In recent years, Ms. Jones has developed a central philosophy: Because black women have historically been focused on low-paying nursing jobs, often excluded from labor laws and benefits like Social Security, they have accumulated less wealth and experience worse health outcomes. Additionally, Ms Jones argues that supporting black women — through measures like raising wages in nursing jobs and forgiving more student debt — is the best way to build an economy that works better for everyone.

In 2020, she gave her narrative a name: “Black Women Best.” She got it while working for a progressive nonprofit called Groundwork Collaborative, which ran focus groups across the country to find a narrative about how the economy should work for working people.

“They said, ‘I don’t want to be tired,'” Ms.

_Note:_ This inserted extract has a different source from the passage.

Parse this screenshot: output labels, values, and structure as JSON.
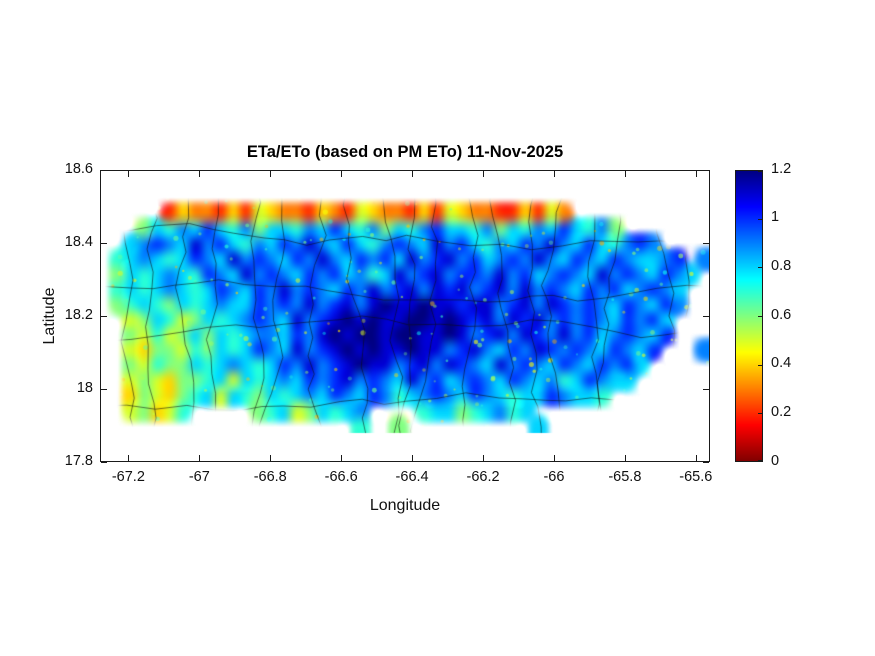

Jones recalled of the attendees. “‘I want to buy school supplies.’ ‘I want to know that if my car breaks down, I don’t want to know that I don’t lose my apartment because I think it might happen.’” Solving these fundamental problems for people with the least resources, she thought, would transform the job market from the ground up crank high.

Her premise, articulated in a working paper for the Roosevelt Institute, a left-leaning think tank, found an enthusiastic audience under President Biden, who owed his victory in large part to black women. It was welcomed by influential figures including economists and a Federal Reserve President, and formed the basis of a 133-page report commissioned by the Congressional Caucus on Black Women and Girls.

It has not escaped the resistance: some scholars, including Tommy J. Curry of the University of Edinburgh, counter that black men are more disadvantaged than black women. dr Curry, a professor specializing in Africana philosophy and Black male studies at the university, said that while he understood the “political popularity” of Ms Jones’ theory, the evidence did not support it. Black women, he said, “have experienced higher levels of labor force participation, entrepreneurial endeavors supported by government grants, and higher college graduation rates since the 2000s, while black men have been shown to have higher unemployment and lower earnings per dollar — at 51 cents through some measures – and a general downward mobility.”